Mizah Sorunu: Marvel mizahı halen izleyicinin hoşuna gidiyor. Ama zaman zaman epey kötü esprilerle, epey kötü bir mizahla sahnelere zarar veriyor (Iron Man 2 mesela, neredeyse tüm mizahı berbattı, Doctor Strange‘teki mizah da kötüydü). Çoğu kişi katılmayabilir bana. Lakin mesela Captain America: Civil War filminin hava alanı sahnesine karanlık bir hava katsalar ve espri için kasmasalardı o sahnelerin daha etkileyici olacağını düşünüyorum. Aslında filmin ihtiyacı olan da o karanlık atmosferdi ama evet, Marvel çizgi-romanları da, MCU filmleri de DC gibi karanlık, depresif değil. Yukarıda da belirttiğim gibi Marvel yönetimi de risk almak istemeyen bir yönetim. Haliyle etkisiz müzikler ve sulu mizah değişmeyecek, ki Fiege bey mizahın hiçbir zaman bitmeyeceğini belirtti. Fakat dediğim gibi Marvel’ın risk alması lazım. R reytingli filmler de yaptırmalı, müzikleri de değiştirmeli, karanlık filmlere de imzasını atmalı. Kıyametin işlendiği Thor: Ragnarok‘un fragmanını gördünüz. Evreni Guardians of the Galaxy‘e çevirmişler. Kıyamet de olsa espriler havada uçuşuyor. Çoğu kişi katılmayabilir ama bana göre evreninin sorunlarından bir tanesi de bu mizah.

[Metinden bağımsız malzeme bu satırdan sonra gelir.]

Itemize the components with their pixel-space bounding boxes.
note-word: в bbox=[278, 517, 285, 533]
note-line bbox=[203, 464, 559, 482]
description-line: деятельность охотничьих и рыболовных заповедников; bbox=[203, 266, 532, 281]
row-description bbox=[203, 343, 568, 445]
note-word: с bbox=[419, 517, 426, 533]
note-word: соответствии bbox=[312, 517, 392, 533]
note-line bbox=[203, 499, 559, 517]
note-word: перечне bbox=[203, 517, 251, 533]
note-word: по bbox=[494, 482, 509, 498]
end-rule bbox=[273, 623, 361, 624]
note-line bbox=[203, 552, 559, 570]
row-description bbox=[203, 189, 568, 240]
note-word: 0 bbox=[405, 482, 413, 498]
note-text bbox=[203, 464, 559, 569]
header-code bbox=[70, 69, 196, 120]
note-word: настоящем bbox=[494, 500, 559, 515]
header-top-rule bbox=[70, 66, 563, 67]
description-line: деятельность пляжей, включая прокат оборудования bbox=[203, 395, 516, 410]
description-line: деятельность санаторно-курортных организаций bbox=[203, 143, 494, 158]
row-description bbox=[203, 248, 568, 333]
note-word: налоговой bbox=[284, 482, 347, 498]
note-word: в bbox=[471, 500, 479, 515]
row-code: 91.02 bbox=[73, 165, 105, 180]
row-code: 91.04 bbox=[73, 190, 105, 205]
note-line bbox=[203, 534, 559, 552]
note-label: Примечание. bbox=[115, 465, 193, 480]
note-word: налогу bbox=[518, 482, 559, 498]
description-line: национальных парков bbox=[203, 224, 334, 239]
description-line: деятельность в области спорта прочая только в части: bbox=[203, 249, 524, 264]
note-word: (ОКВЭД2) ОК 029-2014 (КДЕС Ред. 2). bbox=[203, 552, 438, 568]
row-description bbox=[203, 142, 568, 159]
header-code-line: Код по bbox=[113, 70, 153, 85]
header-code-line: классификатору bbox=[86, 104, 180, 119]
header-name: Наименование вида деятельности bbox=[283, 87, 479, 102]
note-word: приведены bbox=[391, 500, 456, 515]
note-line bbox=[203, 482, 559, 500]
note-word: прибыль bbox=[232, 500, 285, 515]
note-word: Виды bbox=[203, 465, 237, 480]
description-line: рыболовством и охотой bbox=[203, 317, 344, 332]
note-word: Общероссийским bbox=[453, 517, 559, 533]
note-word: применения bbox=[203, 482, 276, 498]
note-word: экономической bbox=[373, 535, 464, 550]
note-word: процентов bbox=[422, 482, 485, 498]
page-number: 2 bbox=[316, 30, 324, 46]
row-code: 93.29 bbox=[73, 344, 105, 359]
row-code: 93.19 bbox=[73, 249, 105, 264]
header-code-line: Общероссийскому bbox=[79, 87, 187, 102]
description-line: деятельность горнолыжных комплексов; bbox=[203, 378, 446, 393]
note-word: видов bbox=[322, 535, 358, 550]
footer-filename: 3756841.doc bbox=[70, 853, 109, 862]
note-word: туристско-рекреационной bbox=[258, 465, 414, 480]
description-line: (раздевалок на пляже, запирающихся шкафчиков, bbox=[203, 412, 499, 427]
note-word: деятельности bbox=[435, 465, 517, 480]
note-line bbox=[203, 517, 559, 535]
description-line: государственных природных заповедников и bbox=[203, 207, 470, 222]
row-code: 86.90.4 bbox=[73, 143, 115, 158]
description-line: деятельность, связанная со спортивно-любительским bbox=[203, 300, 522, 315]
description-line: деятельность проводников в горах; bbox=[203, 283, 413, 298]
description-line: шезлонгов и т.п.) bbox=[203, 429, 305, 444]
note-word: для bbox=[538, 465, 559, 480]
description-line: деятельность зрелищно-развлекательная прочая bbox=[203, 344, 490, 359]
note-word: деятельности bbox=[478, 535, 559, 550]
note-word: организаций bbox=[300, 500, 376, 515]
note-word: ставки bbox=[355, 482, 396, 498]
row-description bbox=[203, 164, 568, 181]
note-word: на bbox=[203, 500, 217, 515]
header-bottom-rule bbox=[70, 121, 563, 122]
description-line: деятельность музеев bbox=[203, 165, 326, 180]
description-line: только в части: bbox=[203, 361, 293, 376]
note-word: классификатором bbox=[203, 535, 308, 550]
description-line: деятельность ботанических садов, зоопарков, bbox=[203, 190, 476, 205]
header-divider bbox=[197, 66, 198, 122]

Standartlık Sorunu: Marvel her daim kötü film yapmıyor. Captain America üçlemesinin son iki filmi, Iron Man serisinin ilki, Avengers serisinin ilki en iyi filmleriydi. Guardians of the Galaxy serisinin ilki fena değildi. Diğer filmleriyse (Thor serisi, Avengers 2, Guardians 2, Captain America, Doctor Strange, Ant-Man, Iron Man serisinin son iki filmi) ya vasattı ya da vasatın çok altındaydı. Asıl sıkıntı standart filmlere imzasını atıyor. Formüllerin dışına çıkılmıyor, kopyala-yapıştır filmlere imza atılıyor. 20 filme ulaşmak üzereler ve sanki artık hep aynı filmi izliyorum gibi geliyor. Şüphesiz evrenler farklı. Bazı filmleri dünyada geçiyor, bazı filmleri başka gezegenlerde, Doctor Strange‘i bambaşka bir evrende. Ama senaryolar hep aynı, kötüler derinleştirilmiyor, kahramanlar iyi işlenmiyor (Stephen Strange mesela) ve en nihayetinde ortaya standart, vasat filmler çıkıyor. Bu arada aynı filmler demişken Stephen Strange de Tony Stark’tan neredeyse farksız bir karakter. Sıradaki filmleri bu standartlığı yıkar mı göreceğiz. Ama Thor: Ragnarok bu açıdan umut vaat etmiyor. Avengers 3 ve 4 belki farklı filmler olur. Black Panther‘den beklentim yüksek değil.

Marvel’ın bu sorunlarının önüne geçmesi lazım. Etkileyici müzikler yapmalı, standartlığı kırmalı, aynı şablonlarla aynı filmleri yapıp durmamalı, risk almalı, daha farklı filmler için uğraşmalı. Ama çok iyi hasılat elde ettiği için bunların hiçbirini yapmayacaktır.